The team grew as Jones approached classmates he had worked with before, including digital art senior Cameron Bragg. Bragg then brought on his friend and fellow digital art senior Tylar Spencer, and both now serve as designers for After Hours Lab.

“Because we’re into the semester, we have to move a little more deliberately than we did over the summer when we just did a few things here and there,” Jones said. “We’re going to use this semester to build the mechanics and the engine of the game. By the end of the year, we should have five to 10 levels showing how the game will work.”

After Hours Lab has a tentative plan to release “Space Shrimp” at the end of spring 2016. Jones said he hopes to sell the game on mobile devices for $3, giving team members a percentage of the profit, though money is not the only motivator.

“We want to use industry standard tools to learn how we can do professional developments,” Jones said. “So when we’re looking for jobs, we can say we’ve done this before.”

The group decided to create a mobile game instead of a console or computer-based platformer because it is more cost effective. Jones said it costs about $6,000 for the console gaming development kit alone.
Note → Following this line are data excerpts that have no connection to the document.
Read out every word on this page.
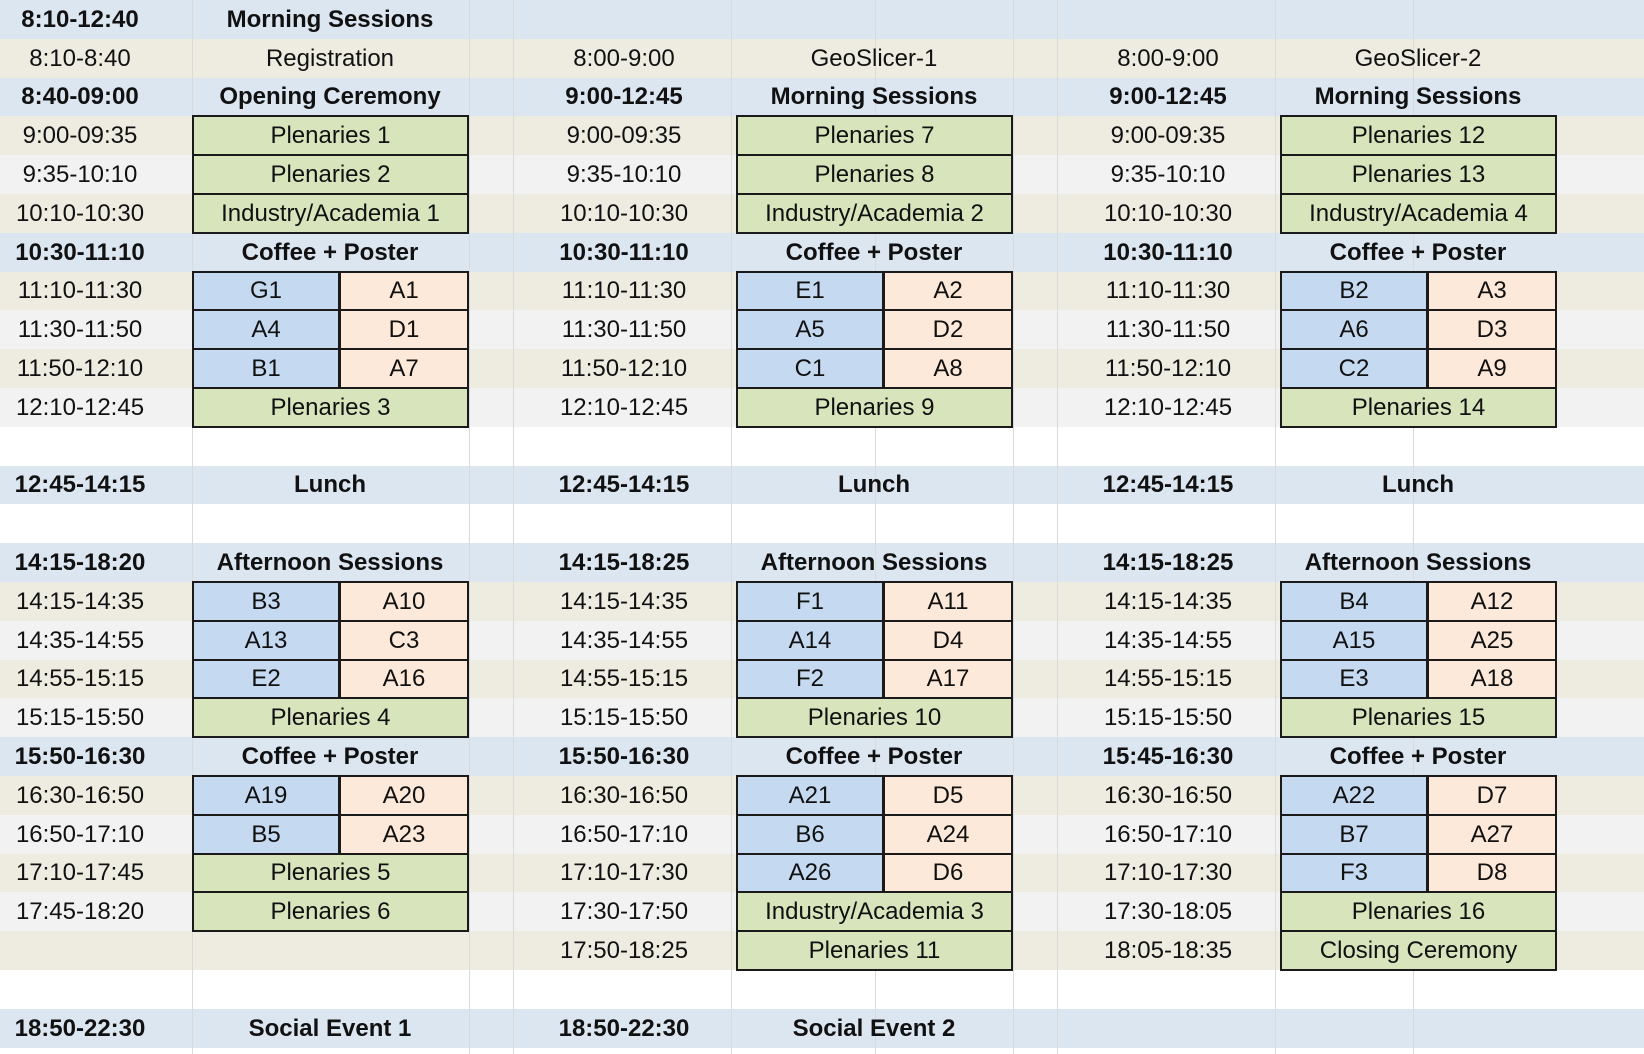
8:10-12:40	Morning Sessions
8:10-8:40	Registration
8:40-09:00	Opening Ceremony
9:00-09:35	Plenaries 1
9:35-10:10	Plenaries 2
10:10-10:30	Industry/Academia 1
10:30-11:10	Coffee + Poster
11:10-11:30	G1	A1
11:30-11:50	A4	D1
11:50-12:10	B1	A7
12:10-12:45	Plenaries 3
12:45-14:15	Lunch
14:15-18:20	Afternoon Sessions
14:15-14:35	B3	A10
14:35-14:55	A13	C3
14:55-15:15	E2	A16
15:15-15:50	Plenaries 4
15:50-16:30	Coffee + Poster
16:30-16:50	A19	A20
16:50-17:10	B5	A23
17:10-17:45	Plenaries 5
17:45-18:20	Plenaries 6
18:50-22:30	Social Event 1
8:00-9:00	GeoSlicer-1
9:00-12:45	Morning Sessions
9:00-09:35	Plenaries 7
9:35-10:10	Plenaries 8
10:10-10:30	Industry/Academia 2
10:30-11:10	Coffee + Poster
11:10-11:30	E1	A2
11:30-11:50	A5	D2
11:50-12:10	C1	A8
12:10-12:45	Plenaries 9
12:45-14:15	Lunch
14:15-18:25	Afternoon Sessions
14:15-14:35	F1	A11
14:35-14:55	A14	D4
14:55-15:15	F2	A17
15:15-15:50	Plenaries 10
15:50-16:30	Coffee + Poster
16:30-16:50	A21	D5
16:50-17:10	B6	A24
17:10-17:30	A26	D6
17:30-17:50	Industry/Academia 3
17:50-18:25	Plenaries 11
18:50-22:30	Social Event 2
8:00-9:00	GeoSlicer-2
9:00-12:45	Morning Sessions
9:00-09:35	Plenaries 12
9:35-10:10	Plenaries 13
10:10-10:30	Industry/Academia 4
10:30-11:10	Coffee + Poster
11:10-11:30	B2	A3
11:30-11:50	A6	D3
11:50-12:10	C2	A9
12:10-12:45	Plenaries 14
12:45-14:15	Lunch
14:15-18:25	Afternoon Sessions
14:15-14:35	B4	A12
14:35-14:55	A15	A25
14:55-15:15	E3	A18
15:15-15:50	Plenaries 15
15:45-16:30	Coffee + Poster
16:30-16:50	A22	D7
16:50-17:10	B7	A27
17:10-17:30	F3	D8
17:30-18:05	Plenaries 16
18:05-18:35	Closing Ceremony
Jones said his application of physics goes hand-in-hand with the work he does at After Hours Lab. He said physics is about solving problems with given information, and developing a game is just another problem to solve.

After “Space Shrimp” is released, Jones will have one year left in his undergraduate studies. He said in that time, he plans to develop and release a few expansion packs to add new levels and updates to the game, but he still hopes the team will return to create more games.

Spencer said working as a designer for After Hours Lab allows her to showcase the skills she learns in classes and understand methods to design 2-D and 3-D models.

“For me, it’s been working with the pipeline,” Bragg said. “This has been a way to learn how the industry works by working with a team, and that’s how it’ll always be. It’s been hard work, but I’ve learned so much working with an indie startup.”

The team’s members have long-term goals of working in the video game industry.

Jones said he would like to continue After Hours Lab or program for other video game companies.

Bragg said he hopes to work for Bethesda Softworks, the company which produced “Fallout” and “The Elder Scrolls” series.

“Even if this game flops, we did what we meant to do,” Jones said. “We met our goal of creating something that looks impressive on a résumé. If things go great, then we have plenty of ideas for future projects.”

No matter where the future takes the company, Jones said its members have already grown as developers, designers and managers.

“The reason it’s called After Hours Lab is because we all have other jobs, so we work on this after hours, and the lab part comes from it being an educational experience,” Jones said. “This has been an incredible time for us, and now most of us feel more prepared for the real world that’s waiting for us.”